Wann gilt man als Geringverdiener in Deutschland?
In Deutschland wird der Begriff Geringverdiener oft im Zusammenhang mit Sozialversicherung und Steuern verwendet. Doch ab wann zählt man eigentlich dazu – und wie lange? Die Antwort liegt zwischen zwei Zahlen: 538 und 2.000 Euro monatlich.
Wer im Monat maximal 538 Euro verdient, gilt als Minijobber – und fällt damit in die sogenannte Sozialversicherungsbefreiung. Das bedeutet: Keine Beiträge zur Kranken-, Renten- oder Arbeitslosenversicherung. Diese Grenze ist klar definiert und gilt seit Jahren stabil.
Zwischen 538,01 und 2.000 Euro liegt der sogenannte Übergangsbereich. Hier zahlen Arbeitnehmer reduzierte Beiträge zur Sozialversicherung, während Arbeitgeber oft höhere Zuschüsse leisten. Es ist eine Art Pufferzone, um Beschäftigte schrittweise in das volle Sozialsystem einzubinden.

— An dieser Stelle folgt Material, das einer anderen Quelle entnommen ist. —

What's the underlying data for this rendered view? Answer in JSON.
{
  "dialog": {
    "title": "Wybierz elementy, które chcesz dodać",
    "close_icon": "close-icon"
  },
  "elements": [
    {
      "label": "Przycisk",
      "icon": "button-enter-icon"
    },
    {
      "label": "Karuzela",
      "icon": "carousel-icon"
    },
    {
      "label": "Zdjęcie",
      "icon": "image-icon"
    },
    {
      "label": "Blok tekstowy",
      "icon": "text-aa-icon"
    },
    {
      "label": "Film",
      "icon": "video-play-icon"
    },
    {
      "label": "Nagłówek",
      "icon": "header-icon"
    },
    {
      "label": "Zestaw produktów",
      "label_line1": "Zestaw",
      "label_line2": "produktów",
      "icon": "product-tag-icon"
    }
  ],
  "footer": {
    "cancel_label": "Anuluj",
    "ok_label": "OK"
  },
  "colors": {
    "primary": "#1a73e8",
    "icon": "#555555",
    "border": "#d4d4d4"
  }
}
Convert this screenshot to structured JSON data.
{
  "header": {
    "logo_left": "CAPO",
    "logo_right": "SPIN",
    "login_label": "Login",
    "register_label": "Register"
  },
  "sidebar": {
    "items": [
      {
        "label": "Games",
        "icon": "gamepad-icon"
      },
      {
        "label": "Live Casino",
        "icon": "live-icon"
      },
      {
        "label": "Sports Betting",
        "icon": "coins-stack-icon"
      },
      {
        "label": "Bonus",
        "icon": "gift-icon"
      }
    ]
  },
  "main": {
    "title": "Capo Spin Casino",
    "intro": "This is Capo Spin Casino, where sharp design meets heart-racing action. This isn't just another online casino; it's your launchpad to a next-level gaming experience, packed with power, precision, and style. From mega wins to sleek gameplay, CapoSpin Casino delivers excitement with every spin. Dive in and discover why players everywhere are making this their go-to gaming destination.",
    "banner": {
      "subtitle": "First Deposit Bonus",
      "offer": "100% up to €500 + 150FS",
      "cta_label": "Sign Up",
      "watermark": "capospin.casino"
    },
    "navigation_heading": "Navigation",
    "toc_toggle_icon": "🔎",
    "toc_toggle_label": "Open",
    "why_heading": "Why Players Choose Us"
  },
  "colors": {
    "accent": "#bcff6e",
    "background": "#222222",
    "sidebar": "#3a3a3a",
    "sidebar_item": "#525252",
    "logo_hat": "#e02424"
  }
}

Erst ab einem Monatseinkommen von über 2.000 Euro gelten Arbeitnehmer grundsätzlich als sozialversicherungspflichtig – sofern sie in einem regulären, unbefristeten Arbeitsverhältnis stehen. In diesem Fall zahlen sie vollständige Beiträge, profitieren aber auch von vollen Leistungen in Krankheit, Pflege oder im Alter.
Ob man also „noch“ als Geringverdiener gilt, hängt also stark vom Einkommen ab. Die 2.000-Euro-Marke ist dabei ein wichtiger Richtwert – kein gesetzlicher Schnitt, aber eine praktische Orientierung im Arbeitsalltag. Wer darunter bleibt, kann unter Umständen von geringeren Belastungen profitieren, oft aber auch mit eingeschränkten Sozialleistungen leben.